Anoche soñé…


Hace un buen rato que ha amanecido y aunque he remoloneado un poquito, me levanto para disfrutar de la calma y la serenidad de este sitio donde tanto disfrutamos de nuestro periodo vacacional. Y parece que todo esta bien, genial, aquí no pasa nada.

Un cielo azul y limpio que se une en el horizonte con el mar; una brisa que hace que agradezcas el poder estar donde estás y te acuerdes de las agobiantes jornadas de calor que, en nuestra querida ciudad, Córdoba, estarán soportando los que por un motivo u otro tengan que estar durante este mes allí; unos jardines muy bien cuidados y llenos de flores de mil colores, consecuencia del clima envidiable que esta zona tiene durante todo el año. Realmente un lugar encantador.

Y parece que todo está bien.

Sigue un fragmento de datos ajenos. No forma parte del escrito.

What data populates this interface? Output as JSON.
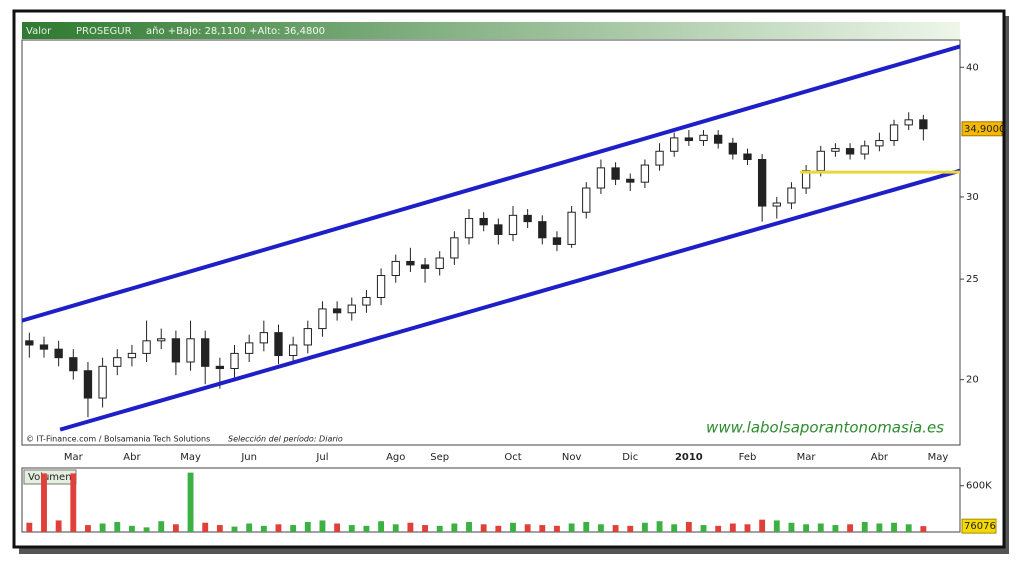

Que no ocurre nada que nos haga pensar que debamos tener precaución, sospecha e incluso miedo de lo que la realidad es.

Pero llega el momento de poner los pies sobre la tierra, el momento en hacer lo que hasta hace muy poquito hacíamos sin más preocupación que la de no olvidar la crema protectora o las toallas. Empezamos preparando todo aquello que nos llevamos a la playa (sillas, bolsa con toallas, cremas, sombreros, etc.) y cuando ya estamos dispuestos a salir nos volvemos para coger lo que ya no podemos olvidar de la puerta hacia fuera: nuestras mascarillas. Y sí, son molestas, y sí, dan muchísimo calor, pero según los expertos junto a la distancia de seguridad y el lavado de manos, una de las medidas más importantes para no contagiarnos del maldito coronavirus.

Y se rompe la normalidad. Llamamos al ascensor con el codo o con la llave. Abrimos las puertas con un pañuelo o con el hidrogel en las manos para rápidamente limpiarnos al haber tocado un elemento que podía estar contaminado, caminamos y si vemos venir a alguien nos replegamos o esperamos a distancia prudente a que pase. Y para qué contar el momento de elegir el lugar donde nos vamos a colocar en la playa. Antes, cuando llegábamos, estudiábamos las mareas y en función de que subieran o bajaran buscábamos el lugar idóneo para disfrutar de la mañana al sol. Ahora no solamente hacemos todo esto, sino que buscamos un lugar donde la distancia entre los “vecinos” sea la suficiente para casi no vernos las caras. No interactuamos, no nos socializamos, es más, creo que agradecemos no encontrarnos con nadie que conozcamos porque no sabemos muy bien como reaccionar.

¡Qué distinto es este verano, pero qué poco concienciados estamos de lo que está ocurriendo! Y es que anoche, como muchas otras noches, soñé que nada de esto estaba pasando, que era una pesadilla terrible, consecuencia quizás de haber cenado en demasía o de haber visto una película movidita casi a la hora de irme a dormir.

Pero esta pesadilla es real. Estamos atravesando una situación terrible de la que aún no nos hemos dado cuenta de su importancia. Si todos fuéramos conscientes, otro gallo nos cantaría. Procuras cumplir con todo aquello que los entendidos recomiendan para evitar el contagio, pero luego ves legiones de gente… no sé ni cómo denominarlas, que se pasan todas las normas por alto y se creen invencibles. Y yo los miro y pienso…, si sólo se contagiaran y lo sufrieran ellos, podría medio entenderlo, de su mal entendida libertad podrían hacer el uso que les diera la gana, pero saber que con su actuación pueden contagiar a sus padres, abuelos o personas a las que pueda costarle la vida sus insensateces, me cuesta mucho más entenderlo.

Y creo que es consecuencia de la cultura que se nos está imponiendo. Cultura de pensamiento único, en la que destaca mi “yo”. Yo quiero, yo pienso, yo puedo, yo hago…

Y soñé. Soñé que volvíamos a vivir el antes del Covid-19, que podíamos besarnos, abrazarnos y sentirnos sin desconfiar de la otra persona (con quién habrá estado, dónde habrá ido, qué habrá tocado).

Y para que ese sueño deje de ser pesadilla, debemos de ir todos a una. Cosa harto difícil si vemos como quienes dirigen la nación están tranquilamente veraneando y poco preocupados por lo que se nos avecinará en cuanto termine el periodo vacacional.